Burks played center for Booker T’s 1973 state championship football team, which also made him a part of the first televised high school football game in the state of Oklahoma. The game was the Hornets’ championship game matchup against Hale, aired that year by KTUL-Channel 8.
Burks was selected as a co-first team all-conference on that ‘73 state title squad. He was also an MVP in tennis. He went on to play collegiately at Southwestern College in Winfield, Kansas, where he was a three-year lettermen, alternating between center and linebacker.
Hicks also played football, wrestled and graduated from BTW two years after Burks.
As an art teacher and coach for 30 years in the Tulsa Public School system, Burks coached football, track, tennis, and was a public address announcer for the Central High basketball program. In 2002, he was selected one of 500 national assistant coaches by Coaches magazine. His name is etched in stone in a monument on campus at the BTW memorial on the former BTW campus. Because of his loyalty and efforts, the two museums have received a recommendation and salutation from State Senator Kevin Matthews and the Oklahoma African American Educators Hall of Fame.
Burks had meditated on the idea long before he started the project. He later discovered someone else thought of it and saw him as the man to launch it.
“I went to Booker T. one day, and I knew Coach (Mike) Mims,” Burks said. ”He was the assistant principal at the time.”
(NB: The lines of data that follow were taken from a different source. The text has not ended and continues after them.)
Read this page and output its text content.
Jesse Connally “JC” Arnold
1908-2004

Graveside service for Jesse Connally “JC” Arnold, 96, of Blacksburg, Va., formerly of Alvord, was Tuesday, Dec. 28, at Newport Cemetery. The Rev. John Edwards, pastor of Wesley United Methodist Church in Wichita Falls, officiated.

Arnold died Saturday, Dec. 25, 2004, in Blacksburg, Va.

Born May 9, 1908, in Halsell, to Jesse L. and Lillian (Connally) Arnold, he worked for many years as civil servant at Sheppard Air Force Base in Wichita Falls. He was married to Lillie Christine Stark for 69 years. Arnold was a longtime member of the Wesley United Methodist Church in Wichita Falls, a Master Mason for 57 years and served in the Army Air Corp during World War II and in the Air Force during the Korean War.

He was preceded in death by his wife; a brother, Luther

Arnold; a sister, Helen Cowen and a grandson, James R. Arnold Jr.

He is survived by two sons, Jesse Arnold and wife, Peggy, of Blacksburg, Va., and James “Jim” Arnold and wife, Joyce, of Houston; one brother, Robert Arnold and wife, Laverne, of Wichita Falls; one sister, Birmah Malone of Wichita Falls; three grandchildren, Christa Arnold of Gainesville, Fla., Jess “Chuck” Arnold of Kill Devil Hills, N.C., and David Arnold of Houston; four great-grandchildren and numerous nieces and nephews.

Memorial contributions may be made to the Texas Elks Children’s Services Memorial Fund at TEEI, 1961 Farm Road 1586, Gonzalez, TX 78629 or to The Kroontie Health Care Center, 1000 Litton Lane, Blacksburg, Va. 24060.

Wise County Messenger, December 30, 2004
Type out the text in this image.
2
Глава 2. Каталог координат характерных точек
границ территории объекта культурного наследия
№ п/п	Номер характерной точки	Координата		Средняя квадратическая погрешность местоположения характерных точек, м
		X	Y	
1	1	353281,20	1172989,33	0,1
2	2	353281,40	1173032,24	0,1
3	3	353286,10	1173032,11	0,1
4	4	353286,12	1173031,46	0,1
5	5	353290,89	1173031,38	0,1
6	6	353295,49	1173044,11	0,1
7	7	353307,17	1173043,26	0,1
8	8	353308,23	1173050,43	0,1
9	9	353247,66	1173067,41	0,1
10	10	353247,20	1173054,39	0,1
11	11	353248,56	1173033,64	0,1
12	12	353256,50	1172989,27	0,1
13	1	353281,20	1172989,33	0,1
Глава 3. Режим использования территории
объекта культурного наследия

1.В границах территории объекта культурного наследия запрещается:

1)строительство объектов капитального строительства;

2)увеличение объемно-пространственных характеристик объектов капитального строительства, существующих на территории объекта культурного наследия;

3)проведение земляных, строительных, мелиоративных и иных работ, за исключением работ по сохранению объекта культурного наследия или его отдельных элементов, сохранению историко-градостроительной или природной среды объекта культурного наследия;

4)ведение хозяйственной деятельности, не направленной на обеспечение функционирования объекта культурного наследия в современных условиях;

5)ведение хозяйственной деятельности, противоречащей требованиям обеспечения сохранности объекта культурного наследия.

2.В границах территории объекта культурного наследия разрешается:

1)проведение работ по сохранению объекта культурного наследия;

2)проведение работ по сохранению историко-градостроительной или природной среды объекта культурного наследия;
Mims is also a BTW alum and is known as being a prominent assistant basketball coach at Oklahoma during the Billy Tubbs era.
”I decided to go up there and ask him if I could start decorating the historical building,” Burks said. Mims had the same idea for Burks.
“I thought, ‘Wow!’ He was almost reading my notes. He had no idea I was going to take it from putting pictures on the wall to progressing it into a sports museum. It just developed.”
So that stage was set for Burks and Hicks to get it going and it grew from there.
“Alumni groups started coming here for their alumni weekend to see it. I’d get phone calls all the time from people telling me one thing they like to donate,” Burks said.
But there are still other alumni groups who have yet to see this gem.
“One of my goals is to make that place bigger than whatever we thought about,” Burks said. “I talked to alumni groups a lot of times and they say they’ve made other commitments to alumni events and have gone to other places, not really knowing they have a facility right here on campus they can use.”
Burks posts messages on social media to make the BTW community, as well as the public, aware of the museum every chance he gets.
“I put it out there on Facebook or somewhere and pass the word that there is a museum at your high school.
People are impressed once Burks takes them on a tour, he said. He would hear comments such as, “I’ve been to this place many times and I never knew there was a museum here. It was like a scrapbook on the wall with college jerseys, helmets, newspaper clippings, articles from state championship teams, history from when they went to Cincinnati, Ohio (1990) in a round robin tournament and won it.”
Students also get thrilled by learning about their fathers and grandfathers playing football and basketball for Booker T.
By launching the museum, Burks has been called a legend by Reginald “Ice” Terry, a former BTW championship footballer, and longtime assistant coach for the Hornets football and basketball teams.
Midtown Quick HIts
Six Tulsa Public School teams made the state basketball tournament early last month. The tournaments were postponed shortly before it was to begin on March 12 because of the COVID-19 crisis. It was ultimately canceled two weeks later.
Teams that made it on the boys’ bracket were Booker T. Washington (Class 6A), Memorial, Edison (Class 5A) and Webster (Class 4A). The girls bracket had Rogers and East Central (Class 5A) in the field.